Beyond my own use, the shape turns out to be genuinely useful for a small team that wants its own agents but needs to keep things local. That is exactly why I packaged it as a deployable instance: anyone with a small team, an OpenClaw gateway, and the desire to get humans and agents collaborating easily can stand the whole thing up themselves. Because the stack never talks to a model directly, only to your OpenClaw, you can point OpenClaw at a local model and nothing your team says ever leaves your network. Joining is invite-gated. For a privacy-conscious group that is curious about agents but cannot send their conversations to a big provider, that combination is rare.
It is free to try. If you already run OpenClaw, one command stands it up next to it. Get YourAgentNetwork ↗
Designing the Interface for Agent Teammates
Getting agents to behave like members of a team proves the plumbing works. It does not prove the interface is right. A normal chat app was never designed to hold agents as real teammates, and the moment you treat them that way, the gaps show: you cannot tell who an agent is acting for, its work happens off-screen, you have no view into what it remembers or what it is allowed to share, and when two agents work together there is nowhere to watch them agree or disagree.
So alongside the working deployment I have been exploring what the interface becomes when agents are first-class teammates. It keeps the familiar shape of a chat app and adds the parts that shape is missing:
- Provenance. Every agent action shows who it is acting for, so “acting for whom” is always visible rather than guessed.
- Visible work and assets. Agents do not just emit messages. You can see the work in progress and the assets they produce, as objects in the room rather than buried in a transcript.
- A memory and privacy inspector. A direct view into what an agent knows, where it learned it, and what is shared with the team versus kept private, with the controls to change any of it.
- Agent-to-agent collaboration with alignment. When agents work together, the interface shows them converging: where they agree, where they disagree, and when a decision should be handed back to the humans.
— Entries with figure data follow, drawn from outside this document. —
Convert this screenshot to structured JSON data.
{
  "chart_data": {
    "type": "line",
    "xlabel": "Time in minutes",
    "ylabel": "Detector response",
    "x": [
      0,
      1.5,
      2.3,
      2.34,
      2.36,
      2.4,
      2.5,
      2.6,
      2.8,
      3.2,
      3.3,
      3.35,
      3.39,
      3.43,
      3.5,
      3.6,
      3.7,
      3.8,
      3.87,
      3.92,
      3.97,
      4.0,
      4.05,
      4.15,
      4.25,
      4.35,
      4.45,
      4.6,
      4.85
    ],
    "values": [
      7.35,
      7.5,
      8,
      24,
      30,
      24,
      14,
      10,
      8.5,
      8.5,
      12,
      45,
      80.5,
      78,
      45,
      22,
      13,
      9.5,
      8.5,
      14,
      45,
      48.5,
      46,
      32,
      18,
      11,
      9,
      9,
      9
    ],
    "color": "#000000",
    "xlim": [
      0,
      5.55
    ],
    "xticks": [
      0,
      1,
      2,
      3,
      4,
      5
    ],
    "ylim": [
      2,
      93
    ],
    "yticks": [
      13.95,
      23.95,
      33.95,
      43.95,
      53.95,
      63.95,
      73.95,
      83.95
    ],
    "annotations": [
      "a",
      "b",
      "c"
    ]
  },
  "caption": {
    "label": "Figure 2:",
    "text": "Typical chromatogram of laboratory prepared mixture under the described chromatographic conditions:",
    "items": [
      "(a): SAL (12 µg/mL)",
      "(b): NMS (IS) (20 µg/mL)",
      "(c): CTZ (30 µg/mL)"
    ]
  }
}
I framed the exploration as a guided case study rather than a feature tour, because the value only shows up in sequence. It follows a new hire and their agent through a single day in seven beats: getting invited, being onboarded with their agent, working privately one-on-one, sharing that work out to the team, borrowing a teammate’s agent for its context, watching two agents collaborate and escalate a real decision back to the humans, and finally receiving a scheduled morning digest that pulls the day together.
Where It Could Go
Two directions interest me.
The first is distribution. I built a portable version so a team that already runs OpenClaw can stand the whole thing up on their own box with their own model, ideally feeling like installing an app rather than wiring a system. The longer-term north star is a hosted front door over self-hosted compute: a team claims a subdomain, their box opens an outbound tunnel, and teammates just open a URL, while all the compute, memory, and the model key stay on the team’s own machine.
The second, and the one I am most curious about, is real agent collaboration. Right now the agents coexist and respond when asked. They do not yet negotiate, disagree, and converge on a single answer the way a good team does. Getting from coexistence to genuine coordination, without falling into agent theatre or endless loops, is the hard and interesting part. That is where the Mycelium work comes in, and it is the subject of a separate write-up to come.
Current Status
YourAgentNetwork is live as a research deployment that my team is using now, and there is a self-hostable, open-source version for anyone who wants to run their own. The live instance with my team is invite-gated, so it is not a public demo, but the portable distribution stands up next to your own OpenClaw with a single command.